Older couples in a bad marriage - particularly female spouses - face a higher risk of heart disease than those in a good marriage, finds the first nationally representative study of its kind.
Marriage counselling is focused largely on younger couples.
"But results show that marital quality is just as important at older ages, even when the couple has been married for 40 or 50 years," said lead investigator Hui Liu, a Michigan State University sociologist.
Liu analysed five years of data from about 1,200 married men and women who participated in the National Social Life, Health and Aging Project.
Respondents were aged 57-85 at the beginning of the study.
Liu set out to learn how marital quality is related to risk of heart disease over time, and whether this relationship varies by gender and age.
She found that negative martial quality has a bigger effect on heart health than positive marital quality.

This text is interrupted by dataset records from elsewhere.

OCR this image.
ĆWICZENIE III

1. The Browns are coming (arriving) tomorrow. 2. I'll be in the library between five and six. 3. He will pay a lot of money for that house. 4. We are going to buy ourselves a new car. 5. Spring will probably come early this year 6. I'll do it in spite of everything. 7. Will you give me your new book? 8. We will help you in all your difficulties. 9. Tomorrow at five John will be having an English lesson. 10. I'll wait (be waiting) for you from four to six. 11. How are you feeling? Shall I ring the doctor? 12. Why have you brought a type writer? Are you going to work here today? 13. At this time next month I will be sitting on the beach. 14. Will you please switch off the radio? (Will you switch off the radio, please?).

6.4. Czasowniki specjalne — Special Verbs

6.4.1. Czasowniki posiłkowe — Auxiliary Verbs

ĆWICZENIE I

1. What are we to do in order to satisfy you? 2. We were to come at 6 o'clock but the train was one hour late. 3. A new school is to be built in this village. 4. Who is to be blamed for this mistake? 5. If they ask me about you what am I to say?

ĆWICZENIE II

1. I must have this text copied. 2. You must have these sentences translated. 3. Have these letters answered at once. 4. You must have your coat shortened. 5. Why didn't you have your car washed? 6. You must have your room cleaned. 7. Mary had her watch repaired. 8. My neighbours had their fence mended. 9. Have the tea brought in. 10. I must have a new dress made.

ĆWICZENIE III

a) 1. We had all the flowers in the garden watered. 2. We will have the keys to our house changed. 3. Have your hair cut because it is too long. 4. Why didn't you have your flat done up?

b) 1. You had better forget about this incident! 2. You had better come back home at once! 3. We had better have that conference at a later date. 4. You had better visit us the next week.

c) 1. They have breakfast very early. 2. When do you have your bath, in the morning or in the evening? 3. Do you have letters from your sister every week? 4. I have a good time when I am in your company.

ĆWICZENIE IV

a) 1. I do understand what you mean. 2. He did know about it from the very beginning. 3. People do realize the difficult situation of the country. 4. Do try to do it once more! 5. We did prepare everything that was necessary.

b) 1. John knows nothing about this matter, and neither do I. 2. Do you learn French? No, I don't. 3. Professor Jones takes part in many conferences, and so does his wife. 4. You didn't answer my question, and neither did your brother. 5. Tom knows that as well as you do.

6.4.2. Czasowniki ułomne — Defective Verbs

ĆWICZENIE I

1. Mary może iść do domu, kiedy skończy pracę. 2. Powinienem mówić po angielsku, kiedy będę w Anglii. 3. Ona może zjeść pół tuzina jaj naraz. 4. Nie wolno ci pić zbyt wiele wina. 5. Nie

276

"In other words, a bad marriage is more harmful to your heart health than a good marriage is beneficial," Liu noted.
The effect of marital quality on cardiovascular risk becomes much stronger at older ages.
"Over time, the stress from a bad marriage may stimulate more and more intense, cardiovascular responses because of the declining immune function and increasing frailty that typically develop in old age," Liu explained.
Marital quality has a bigger effect on women's heart health than it does on men's, "possibly because women tend to internalise negative feelings and are more likely to feel depressed and develop cardiovascular problems," the author continued.
The study, funded by the US National Institute of Aging, was published online in the Journal of Health and Social Behaviour.